Each term can then be modelled using specific and tailored formulations. For instance, inflows are typically provided using assumptions from the budget plan. On the other side, outflows may be derived using hazard rate models, and increases and decreases using classical time series methods. In the process, it is still possible to separate the core balances which are likely to be unaffected by change in rates. It is also advised to perform the modelling at product level, since transactional and non-transactional accounts will have a very different behaviour. The set of explanatory variables may be extended to include customer information (e.g. age, behaviour), macro-economic factors such as the inflation, and even features of agent-like models (such as the difference in return between different investment opportunities). The models are nevertheless likely to differ significantly from one institution to the other, because the amount of deposits is largely driven by behavioural factors.
Finally, it should be noted that the distinction between the different components in the deposit flows depends on two hidden assumptions:
- The level at which the accounts are aggregated. If the aggregation (the parameter k) is performed at the customer level, transfers between different accounts of the same customer will not appear in increases and decreases.
- The frequency at which the balances are recorded. For retail sight deposits, a daily frequency is likely to provide a totally different split than a monthly frequency.

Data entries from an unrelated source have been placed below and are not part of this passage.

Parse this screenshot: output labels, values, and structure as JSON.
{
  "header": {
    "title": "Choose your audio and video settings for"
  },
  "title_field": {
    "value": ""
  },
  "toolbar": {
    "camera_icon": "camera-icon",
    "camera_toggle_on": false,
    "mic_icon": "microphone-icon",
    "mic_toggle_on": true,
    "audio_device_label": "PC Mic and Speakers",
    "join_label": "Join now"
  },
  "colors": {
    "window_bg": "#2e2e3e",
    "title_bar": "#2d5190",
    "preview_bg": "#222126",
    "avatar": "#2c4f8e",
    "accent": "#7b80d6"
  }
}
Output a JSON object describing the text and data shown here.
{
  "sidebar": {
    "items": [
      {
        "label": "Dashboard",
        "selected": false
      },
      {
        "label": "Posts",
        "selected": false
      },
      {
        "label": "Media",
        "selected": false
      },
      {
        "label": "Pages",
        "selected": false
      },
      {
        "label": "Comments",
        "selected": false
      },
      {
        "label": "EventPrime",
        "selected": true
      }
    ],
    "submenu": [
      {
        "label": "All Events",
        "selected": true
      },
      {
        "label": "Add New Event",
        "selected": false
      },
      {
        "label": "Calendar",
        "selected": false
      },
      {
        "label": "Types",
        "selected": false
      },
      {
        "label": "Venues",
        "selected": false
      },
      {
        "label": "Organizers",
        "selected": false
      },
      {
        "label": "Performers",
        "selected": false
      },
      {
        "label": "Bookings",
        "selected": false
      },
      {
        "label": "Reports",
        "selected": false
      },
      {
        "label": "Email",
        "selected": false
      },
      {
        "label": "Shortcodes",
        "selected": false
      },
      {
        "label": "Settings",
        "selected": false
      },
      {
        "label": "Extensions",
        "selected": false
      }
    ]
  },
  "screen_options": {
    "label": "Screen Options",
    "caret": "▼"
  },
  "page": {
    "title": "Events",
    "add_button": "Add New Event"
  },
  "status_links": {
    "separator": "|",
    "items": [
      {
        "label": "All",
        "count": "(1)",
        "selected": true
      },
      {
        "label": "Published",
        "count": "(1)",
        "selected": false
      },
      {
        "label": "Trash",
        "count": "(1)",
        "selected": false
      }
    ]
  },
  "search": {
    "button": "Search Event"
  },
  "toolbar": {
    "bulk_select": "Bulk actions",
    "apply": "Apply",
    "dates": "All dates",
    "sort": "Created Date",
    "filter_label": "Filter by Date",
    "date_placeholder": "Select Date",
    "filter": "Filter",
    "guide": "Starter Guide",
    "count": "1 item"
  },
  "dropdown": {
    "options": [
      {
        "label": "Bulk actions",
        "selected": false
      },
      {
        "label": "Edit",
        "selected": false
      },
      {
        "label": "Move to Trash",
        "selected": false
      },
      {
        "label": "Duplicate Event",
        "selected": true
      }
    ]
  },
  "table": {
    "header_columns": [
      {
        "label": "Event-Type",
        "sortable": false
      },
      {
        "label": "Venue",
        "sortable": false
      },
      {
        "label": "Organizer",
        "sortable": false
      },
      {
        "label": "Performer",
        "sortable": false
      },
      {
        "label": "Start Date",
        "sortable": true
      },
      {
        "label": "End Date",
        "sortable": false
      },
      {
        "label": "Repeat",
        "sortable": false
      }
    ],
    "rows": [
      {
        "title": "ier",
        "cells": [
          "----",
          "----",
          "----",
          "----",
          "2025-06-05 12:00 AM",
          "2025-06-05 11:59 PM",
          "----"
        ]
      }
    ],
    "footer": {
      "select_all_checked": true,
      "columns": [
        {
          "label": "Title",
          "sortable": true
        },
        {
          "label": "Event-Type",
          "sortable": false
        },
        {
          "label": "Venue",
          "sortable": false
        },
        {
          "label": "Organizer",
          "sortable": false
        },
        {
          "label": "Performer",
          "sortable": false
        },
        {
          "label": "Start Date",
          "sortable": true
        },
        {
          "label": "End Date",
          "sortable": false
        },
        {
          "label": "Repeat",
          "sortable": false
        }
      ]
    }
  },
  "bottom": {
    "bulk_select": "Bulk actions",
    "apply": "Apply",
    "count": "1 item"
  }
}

Different model formulations are also possible. For instance, using ECM has the advantage of introducing a target deposit level that each customer will try to achieve. This feature is interesting for transactional accounts and savings account, since clients tend to keep a fixed safety buffer on their overnight accounts and to invest the excess money in more lucrative financial instruments (e.g. stocks, bonds, funds, etc.). Otherwise, a seasonally adjusted ARIMA model may provide a more general framework.
In order to illustrate the type of problems one can face in volume modelling, we designed a model for the total amount of overnight and time deposits in Hungary, retrieved from the statistical data warehouse of the MNB1. A key feature of these time series is the apparent outflow from time deposits to overnight deposits taking place from 2013 onwards. In order to capture it, the following explanatory variables were included in the model:
- Principal components of the market swap and government curves
- Consumer Price Index, in order to work with constant prices. The drawback of including inflation is that it now needs to be forecasted conditional on the market interest rate scenario, which requires another econometric model.
- The difference between the client rate paid on time deposits and overnight deposits. Indeed, the outflow of time deposit is strongly correlated to a tightening of the spread between these two rates. When the premium paid on time deposits drops below 2%, volumes begin to decrease. The effect is non-linear, so the variable is transformed using a stepwise linear transformation.
- A dummy variable for the month of December, to account for year-end premiums.
1. Hungarian Central Bank
A vector error correction model was retained, whose results are reported in Figure 10 (dotted lines are out of sample predictions starting from 2005 onwards). The model perfectly captures the increase in in time deposits in end 2008, and the flows between the different type of deposits from 2013 onwards.